The options available to users to avoid the creation of temporary lineage objects are:

  • Configure a default list of databases which will be searched for the external objects. The sequence of search will be first within the parent database and then within the list of databases mentioned in the configuration property, in the order specified.
  • Manually correct the relevant dataset query to add the fully qualified name of the data object and regenerate the lineage for the dataset.
The types of temporary lineage objects created include temp lineage schemas, temp lineage tables, temp lineage columns, temp lineage files, temp lineage file columns.

Lineage between data objects can be built in multiple ways:

  1. Auto Lineage: In this mode, lineage is built by the system by parsing all the available elements in the data catalog. The primary objects required for data lineage are datasets.
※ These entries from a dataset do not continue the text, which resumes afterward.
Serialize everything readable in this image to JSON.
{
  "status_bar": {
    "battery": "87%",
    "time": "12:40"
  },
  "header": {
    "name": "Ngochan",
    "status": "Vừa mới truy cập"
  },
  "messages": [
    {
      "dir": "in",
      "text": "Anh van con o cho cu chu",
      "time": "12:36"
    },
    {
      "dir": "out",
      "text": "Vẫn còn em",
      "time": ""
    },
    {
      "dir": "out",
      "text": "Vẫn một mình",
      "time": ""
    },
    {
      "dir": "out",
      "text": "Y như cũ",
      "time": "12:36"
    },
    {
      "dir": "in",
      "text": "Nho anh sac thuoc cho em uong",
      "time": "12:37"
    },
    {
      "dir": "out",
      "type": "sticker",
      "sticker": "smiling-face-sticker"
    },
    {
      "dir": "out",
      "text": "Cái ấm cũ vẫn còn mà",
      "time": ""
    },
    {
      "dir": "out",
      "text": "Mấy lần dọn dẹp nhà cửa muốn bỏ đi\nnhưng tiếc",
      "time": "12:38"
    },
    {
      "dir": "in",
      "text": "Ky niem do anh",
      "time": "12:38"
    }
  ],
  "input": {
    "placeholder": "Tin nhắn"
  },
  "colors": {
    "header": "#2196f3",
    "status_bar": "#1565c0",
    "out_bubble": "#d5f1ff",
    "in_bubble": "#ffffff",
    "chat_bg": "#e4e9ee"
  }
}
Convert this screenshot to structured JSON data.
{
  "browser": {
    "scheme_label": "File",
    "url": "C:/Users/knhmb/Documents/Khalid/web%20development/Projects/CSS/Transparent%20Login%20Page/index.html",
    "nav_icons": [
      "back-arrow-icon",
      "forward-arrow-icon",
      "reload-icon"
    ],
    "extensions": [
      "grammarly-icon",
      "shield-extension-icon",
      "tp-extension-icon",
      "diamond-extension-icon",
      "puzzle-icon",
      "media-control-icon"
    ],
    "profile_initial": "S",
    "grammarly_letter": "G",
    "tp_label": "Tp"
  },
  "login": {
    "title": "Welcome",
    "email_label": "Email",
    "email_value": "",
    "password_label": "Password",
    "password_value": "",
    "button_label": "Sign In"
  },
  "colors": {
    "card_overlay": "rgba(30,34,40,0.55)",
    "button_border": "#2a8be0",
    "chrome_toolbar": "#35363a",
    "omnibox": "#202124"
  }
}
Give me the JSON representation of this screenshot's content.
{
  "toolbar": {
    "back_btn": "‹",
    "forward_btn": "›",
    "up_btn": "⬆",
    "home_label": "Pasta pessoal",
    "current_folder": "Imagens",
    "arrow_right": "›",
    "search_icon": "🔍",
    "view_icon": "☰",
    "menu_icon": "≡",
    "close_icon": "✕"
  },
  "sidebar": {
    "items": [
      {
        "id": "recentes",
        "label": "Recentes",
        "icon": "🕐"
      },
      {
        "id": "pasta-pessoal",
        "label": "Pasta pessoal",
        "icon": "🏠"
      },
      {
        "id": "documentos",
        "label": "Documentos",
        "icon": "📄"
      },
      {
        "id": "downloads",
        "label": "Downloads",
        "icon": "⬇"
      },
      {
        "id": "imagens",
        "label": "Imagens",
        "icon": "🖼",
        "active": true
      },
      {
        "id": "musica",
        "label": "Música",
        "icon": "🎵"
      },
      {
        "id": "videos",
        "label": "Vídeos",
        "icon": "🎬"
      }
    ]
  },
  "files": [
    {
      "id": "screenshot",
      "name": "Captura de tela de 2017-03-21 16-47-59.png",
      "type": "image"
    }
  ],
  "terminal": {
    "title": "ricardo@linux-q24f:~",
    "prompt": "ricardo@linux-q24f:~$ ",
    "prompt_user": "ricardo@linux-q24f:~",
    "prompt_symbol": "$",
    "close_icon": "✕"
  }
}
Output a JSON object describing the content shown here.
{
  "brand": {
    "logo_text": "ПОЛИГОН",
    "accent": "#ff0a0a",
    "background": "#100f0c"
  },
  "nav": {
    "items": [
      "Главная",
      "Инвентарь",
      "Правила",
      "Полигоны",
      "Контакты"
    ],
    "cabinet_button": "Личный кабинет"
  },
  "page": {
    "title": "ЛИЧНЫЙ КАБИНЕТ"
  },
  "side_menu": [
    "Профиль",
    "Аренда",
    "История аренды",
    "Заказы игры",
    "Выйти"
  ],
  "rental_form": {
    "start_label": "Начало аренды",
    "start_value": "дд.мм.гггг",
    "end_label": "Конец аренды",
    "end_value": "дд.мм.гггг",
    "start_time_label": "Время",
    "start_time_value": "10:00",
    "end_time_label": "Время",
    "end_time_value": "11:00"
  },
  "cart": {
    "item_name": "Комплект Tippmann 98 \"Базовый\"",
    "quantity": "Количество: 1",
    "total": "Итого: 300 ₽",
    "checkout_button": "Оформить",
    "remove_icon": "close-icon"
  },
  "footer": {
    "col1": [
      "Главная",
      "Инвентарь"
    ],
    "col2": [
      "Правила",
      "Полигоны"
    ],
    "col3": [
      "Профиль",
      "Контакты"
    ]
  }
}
These are parsed by the system to understand and build lineage.

    - The setting for auto-lineage is done in Crawler settings and the option availability is dependent on the license being used.
    - Select the database in Crawler view, click on 9 dots and select ‘Build Lineage’.

                                 

  2. Manual Lineage: In cases where auto-lineage is not supported due to license constraints or where datasets involved in data transformation and movements are not accessible, users can manually establish lineage for objects, by clicking on ‘Edit’ button in Lineage tab.
  3. Lineage Maintenance Advanced Job.